One issue the attorneys general must confront is how recent changes in law and in the judiciary will weigh on their legal calculus. The Supreme Court is more right-leaning now than it was at the start of Trump’s first term, with his installation of three justices. One of them, Justice Amy Coney Barrett, replaced the late liberal Justice Ruth Bader Ginsburg at the end of 2020.
Meanwhile, lower court judges, taking cues from the high court, have been more hesitant to issue the sort of nationwide injunctions that blocked Trump policies throughout the country in a single case.
On the flip side, however, is a series of Biden-era Supreme Court rulings that require courts to give more scrutiny to actions taken by executive agencies, including one 2024 ruling that reversed longstanding deference that judges gave to how agencies interpreted vague laws.
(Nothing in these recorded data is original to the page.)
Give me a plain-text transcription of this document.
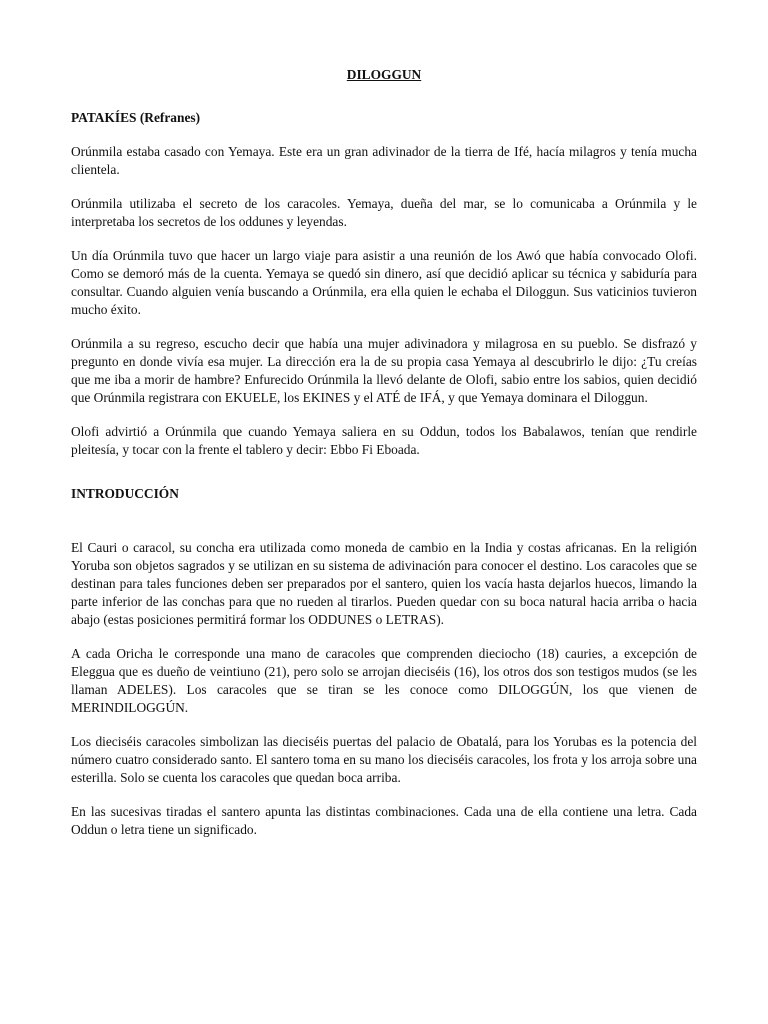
DILOGGUN
PATAKÍES (Refranes)

Orúnmila estaba casado con Yemaya. Este era un gran adivinador de la tierra de Ifé, hacía milagros y tenía mucha clientela.

Orúnmila utilizaba el secreto de los caracoles. Yemaya, dueña del mar, se lo comunicaba a Orúnmila y le interpretaba los secretos de los oddunes y leyendas.

Un día Orúnmila tuvo que hacer un largo viaje para asistir a una reunión de los Awó que había convocado Olofi. Como se demoró más de la cuenta. Yemaya se quedó sin dinero, así que decidió aplicar su técnica y sabiduría para consultar. Cuando alguien venía buscando a Orúnmila, era ella quien le echaba el Diloggun. Sus vaticinios tuvieron mucho éxito.

Orúnmila a su regreso, escucho decir que había una mujer adivinadora y milagrosa en su pueblo. Se disfrazó y pregunto en donde vivía esa mujer. La dirección era la de su propia casa Yemaya al descubrirlo le dijo: ¿Tu creías que me iba a morir de hambre? Enfurecido Orúnmila la llevó delante de Olofi, sabio entre los sabios, quien decidió que Orúnmila registrara con EKUELE, los EKINES y el ATÉ de IFÁ, y que Yemaya dominara el Diloggun.

Olofi advirtió a Orúnmila que cuando Yemaya saliera en su Oddun, todos los Babalawos, tenían que rendirle pleitesía, y tocar con la frente el tablero y decir: Ebbo Fi Eboada.

INTRODUCCIÓN

El Cauri o caracol, su concha era utilizada como moneda de cambio en la India y costas africanas. En la religión Yoruba son objetos sagrados y se utilizan en su sistema de adivinación para conocer el destino. Los caracoles que se destinan para tales funciones deben ser preparados por el santero, quien los vacía hasta dejarlos huecos, limando la parte inferior de las conchas para que no rueden al tirarlos. Pueden quedar con su boca natural hacia arriba o hacia abajo (estas posiciones permitirá formar los ODDUNES o LETRAS).

A cada Oricha le corresponde una mano de caracoles que comprenden dieciocho (18) cauries, a excepción de Eleggua que es dueño de veintiuno (21), pero solo se arrojan dieciséis (16), los otros dos son testigos mudos (se les llaman ADELES). Los caracoles que se tiran se les conoce como DILOGGÚN, los que vienen de MERINDILOGGÚN.

Los dieciséis caracoles simbolizan las dieciséis puertas del palacio de Obatalá, para los Yorubas es la potencia del número cuatro considerado santo. El santero toma en su mano los dieciséis caracoles, los frota y los arroja sobre una esterilla. Solo se cuenta los caracoles que quedan boca arriba.

En las sucesivas tiradas el santero apunta las distintas combinaciones. Cada una de ella contiene una letra. Cada Oddun o letra tiene un significado.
Democrats say they intend to see those precedents applied fairly, even if they have been critical of how the court’s conservative wing has undermined federal regulatory power.
“They have made their bed, and they’re going to have to lie in it,” Connecticut Attorney General William Tong told CNN. “And if there’s no deference to the EPA under Lee Zeldin, or to the Department of Homeland Security under Kristi Noem, then there’s no deference.”
Where the biggest courts fights will play out will likely shift as well. The US 9th Circuit Court of Appeals, the long-favored venue of Democrats that covers the Western swath of the country, is not as nearly liberal as it was at the beginning to the Trump administration after he appointed 10 judges to the court. The First Circuit, covering the upper Northeast, will likely be the safest bet for Democrats, as it currently has no Republican appointees among its active judges after Biden’s judicial overhaul.
Amid all these changes, Democrats are quick to bring up the win rate that their offices had during the first Trump administration, with some states prevailing in 80% or more of the cases they brought against his first-term agenda. That courts so frequently found that Trump had run afoul of the law makes the attorneys general confident that they’ll be successful again in the legal battles they pick with his second administration, even in a different judicial landscape.
“The circuits have changed. The Supreme Court has changed,” New Jesey Attorney General Matthew Platkin told CNN. “But they’ve also sided with the rule of law in many instances, and I predict they will again.”